Fagard Katleen, Geyskens Lisa, Van den Bogaert Björk, Willems Sarah, Flamaing Johan, Wolthuis Albert, Deschodt Mieke
Department of Geriatric Medicine, University Hospital Leuven, Leuven, Belgium.
Department of Public Health and Primary Care, KU Leuven, Leuven, Belgium.
J Am Geriatr Soc. 2025 Apr;73(4):1060-1072. doi: 10.1111/jgs.19317. Epub 2024 Dec 29.
Frailty screening instruments are increasingly studied as risk predictors for adverse postoperative outcomes. However, because of the lack of comparative research, it is unclear which screening instrument performs best. This study therefore compared the diagnostic accuracy of seven frailty screening instruments for adverse postoperative outcomes in patients aged ≥70 years undergoing colorectal surgery.
We conducted a prospective cohort study at an academic hospital, examining the Fried and Robinson frailty criteria, the Edmonton Frail Scale, the Rockwood Clinical Frailty Scale, the Modified Frailty Index, the FRAIL questionnaire, and the Geriatric 8 for predicting postoperative complications with a Clavien-Dindo (CD) severity grade ≥2. Secondary outcomes were complications with CD severity grade ≥3, prolonged length of stay, increased care level after discharge, and functional decline in basic or instrumental activities of daily living up to 1 month after surgery.
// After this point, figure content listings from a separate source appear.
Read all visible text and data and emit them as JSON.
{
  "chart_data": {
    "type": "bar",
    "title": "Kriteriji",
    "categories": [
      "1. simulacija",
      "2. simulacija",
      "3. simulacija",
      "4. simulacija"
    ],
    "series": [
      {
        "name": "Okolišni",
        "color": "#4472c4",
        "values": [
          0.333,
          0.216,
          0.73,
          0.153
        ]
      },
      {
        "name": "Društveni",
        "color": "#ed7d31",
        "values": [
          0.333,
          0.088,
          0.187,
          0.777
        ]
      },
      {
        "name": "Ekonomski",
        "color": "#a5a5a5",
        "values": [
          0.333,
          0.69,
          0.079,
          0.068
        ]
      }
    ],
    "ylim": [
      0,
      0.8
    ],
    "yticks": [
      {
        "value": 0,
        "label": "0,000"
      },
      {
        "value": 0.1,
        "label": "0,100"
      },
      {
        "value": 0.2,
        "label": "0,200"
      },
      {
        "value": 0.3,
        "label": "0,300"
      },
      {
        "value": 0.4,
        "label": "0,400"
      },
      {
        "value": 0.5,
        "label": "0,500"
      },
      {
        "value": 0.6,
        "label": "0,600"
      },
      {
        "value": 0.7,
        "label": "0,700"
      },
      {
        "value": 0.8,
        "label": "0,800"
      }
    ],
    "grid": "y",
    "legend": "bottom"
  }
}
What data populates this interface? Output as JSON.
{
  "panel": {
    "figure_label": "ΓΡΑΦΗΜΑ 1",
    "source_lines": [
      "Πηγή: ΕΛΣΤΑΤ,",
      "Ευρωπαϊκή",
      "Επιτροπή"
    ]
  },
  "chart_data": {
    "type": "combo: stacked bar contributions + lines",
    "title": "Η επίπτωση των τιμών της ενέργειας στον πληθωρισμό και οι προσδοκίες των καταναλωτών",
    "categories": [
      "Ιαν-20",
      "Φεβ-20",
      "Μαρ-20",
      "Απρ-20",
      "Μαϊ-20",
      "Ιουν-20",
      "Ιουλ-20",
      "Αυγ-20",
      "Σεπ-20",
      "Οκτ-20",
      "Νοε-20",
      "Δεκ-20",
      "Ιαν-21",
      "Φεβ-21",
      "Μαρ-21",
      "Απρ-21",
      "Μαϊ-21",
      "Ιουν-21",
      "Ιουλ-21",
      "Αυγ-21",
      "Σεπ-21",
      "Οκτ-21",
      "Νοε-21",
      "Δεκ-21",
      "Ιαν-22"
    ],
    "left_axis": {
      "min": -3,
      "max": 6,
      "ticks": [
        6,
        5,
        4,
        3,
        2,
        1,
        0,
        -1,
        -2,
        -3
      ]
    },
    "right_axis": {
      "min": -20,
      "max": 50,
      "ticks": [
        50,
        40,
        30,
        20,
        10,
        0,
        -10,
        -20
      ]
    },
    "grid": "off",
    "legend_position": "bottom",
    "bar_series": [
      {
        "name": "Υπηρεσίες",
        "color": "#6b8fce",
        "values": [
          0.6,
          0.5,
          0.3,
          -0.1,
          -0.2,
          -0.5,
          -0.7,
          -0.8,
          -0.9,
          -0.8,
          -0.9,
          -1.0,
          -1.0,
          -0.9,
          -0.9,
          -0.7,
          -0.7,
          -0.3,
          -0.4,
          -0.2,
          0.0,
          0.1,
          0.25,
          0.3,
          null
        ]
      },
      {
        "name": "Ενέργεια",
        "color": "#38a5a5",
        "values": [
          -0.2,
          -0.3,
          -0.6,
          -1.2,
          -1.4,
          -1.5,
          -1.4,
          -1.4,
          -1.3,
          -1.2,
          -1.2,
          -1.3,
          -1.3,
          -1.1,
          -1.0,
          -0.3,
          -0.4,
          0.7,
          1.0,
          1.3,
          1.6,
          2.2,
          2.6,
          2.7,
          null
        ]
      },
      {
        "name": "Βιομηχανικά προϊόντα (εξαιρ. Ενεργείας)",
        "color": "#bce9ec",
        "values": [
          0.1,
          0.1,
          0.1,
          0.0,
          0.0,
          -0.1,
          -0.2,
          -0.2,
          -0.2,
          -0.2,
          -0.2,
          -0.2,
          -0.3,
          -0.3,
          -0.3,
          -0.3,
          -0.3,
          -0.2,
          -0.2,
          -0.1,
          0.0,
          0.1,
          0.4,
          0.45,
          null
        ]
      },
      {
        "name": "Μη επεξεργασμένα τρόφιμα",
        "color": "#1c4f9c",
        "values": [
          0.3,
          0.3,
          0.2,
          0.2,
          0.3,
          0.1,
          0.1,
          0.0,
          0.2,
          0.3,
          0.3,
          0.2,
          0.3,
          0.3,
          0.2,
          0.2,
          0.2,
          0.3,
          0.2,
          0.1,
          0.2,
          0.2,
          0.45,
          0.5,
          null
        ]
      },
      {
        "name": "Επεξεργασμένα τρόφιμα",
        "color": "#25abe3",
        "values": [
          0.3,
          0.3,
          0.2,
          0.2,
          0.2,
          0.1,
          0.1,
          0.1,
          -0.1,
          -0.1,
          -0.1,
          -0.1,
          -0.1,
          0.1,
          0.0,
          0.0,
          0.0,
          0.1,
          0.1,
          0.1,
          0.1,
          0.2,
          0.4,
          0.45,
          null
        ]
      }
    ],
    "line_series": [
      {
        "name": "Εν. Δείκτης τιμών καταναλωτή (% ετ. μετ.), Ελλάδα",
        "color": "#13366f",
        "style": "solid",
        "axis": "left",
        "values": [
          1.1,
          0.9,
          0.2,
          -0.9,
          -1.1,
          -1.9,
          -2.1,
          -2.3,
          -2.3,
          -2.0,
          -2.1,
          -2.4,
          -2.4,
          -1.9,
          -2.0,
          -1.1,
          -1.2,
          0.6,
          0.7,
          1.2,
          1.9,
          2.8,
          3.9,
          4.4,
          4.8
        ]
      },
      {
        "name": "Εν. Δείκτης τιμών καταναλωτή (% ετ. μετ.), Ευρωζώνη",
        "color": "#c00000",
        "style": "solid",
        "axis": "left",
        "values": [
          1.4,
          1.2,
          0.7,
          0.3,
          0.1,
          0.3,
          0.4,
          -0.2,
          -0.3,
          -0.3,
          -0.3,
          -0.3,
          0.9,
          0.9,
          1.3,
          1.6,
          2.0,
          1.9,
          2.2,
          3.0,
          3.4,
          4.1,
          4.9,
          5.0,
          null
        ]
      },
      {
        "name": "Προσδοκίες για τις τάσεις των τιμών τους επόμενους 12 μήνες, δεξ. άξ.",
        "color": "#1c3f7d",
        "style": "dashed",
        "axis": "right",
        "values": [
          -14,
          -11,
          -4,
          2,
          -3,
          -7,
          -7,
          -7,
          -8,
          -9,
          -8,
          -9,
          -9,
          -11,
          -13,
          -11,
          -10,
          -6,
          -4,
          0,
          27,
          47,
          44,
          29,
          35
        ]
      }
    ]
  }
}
The study included 172 consecutive patients. Positive frailty screening ranged from 13.4% to 73.8%. CD≥2 complications were present in 37.8% of patients. At the original cutoffs, most instruments had a high specificity (76.7%-92.4%) at the expense of sensitivity (21.5%-38.5%) with a moderate negative predictive value (NPV) for predicting CD≥2 complications. The Geriatric 8 showed the opposite pattern (sensitivity 81.5%-specificity 30.8%) and a high NPV. Diagnostic accuracy was moderate for all screening instruments, since the areas under the receiver operating characteristic curve did not exceed 0.61 across instruments. Altering the cutoff scores did not yield sufficient improvement. Comparable results were found for the secondary outcomes.
Comparing the predictive value of the screening instruments showed that frailty screening cannot be used in isolation as risk predictor for adverse postoperative outcomes. Further research should focus on a two-step approach in which additional diagnosis of frailty by means of comprehensive geriatric assessment is included in the prediction model.
衰弱筛查工具作为术后不良结局的风险预测指标正受到越来越多的研究。然而,由于缺乏比较研究,尚不清楚哪种筛查工具表现最佳。因此,本研究比较了七种衰弱筛查工具对年龄≥70岁接受结直肠手术患者术后不良结局的诊断准确性。
我们在一家学术医院进行了一项前瞻性队列研究,采用弗里德和罗宾逊衰弱标准、埃德蒙顿衰弱量表、罗克伍德临床衰弱量表、改良衰弱指数、衰弱问卷和老年8项指标来预测Clavien-Dindo(CD)严重程度分级≥2的术后并发症。次要结局包括CD严重程度分级≥3的并发症、住院时间延长、出院后护理级别提高以及术后1个月内基本或工具性日常生活活动中的功能下降。
该研究纳入了172例连续患者。阳性衰弱筛查率在13.4%至73.8%之间。37.8%的患者出现CD≥2级并发症。在原始临界值时,大多数工具具有较高的特异性(76.7% - 92.4%),但以敏感性(21.5% - 38.5%)为代价,对预测CD≥2级并发症的阴性预测值(NPV)中等。老年8项指标表现出相反的模式(敏感性81.5% - 特异性30.8%)且NPV较高。所有筛查工具的诊断准确性中等,因为各工具的受试者工作特征曲线下面积均未超过0.61。改变临界值分数并未带来足够的改善。次要结局的结果类似。
比较筛查工具的预测价值表明,衰弱筛查不能单独用作术后不良结局的风险预测指标。进一步的研究应侧重于两步法,即在预测模型中纳入通过综合老年评估对衰弱进行的额外诊断。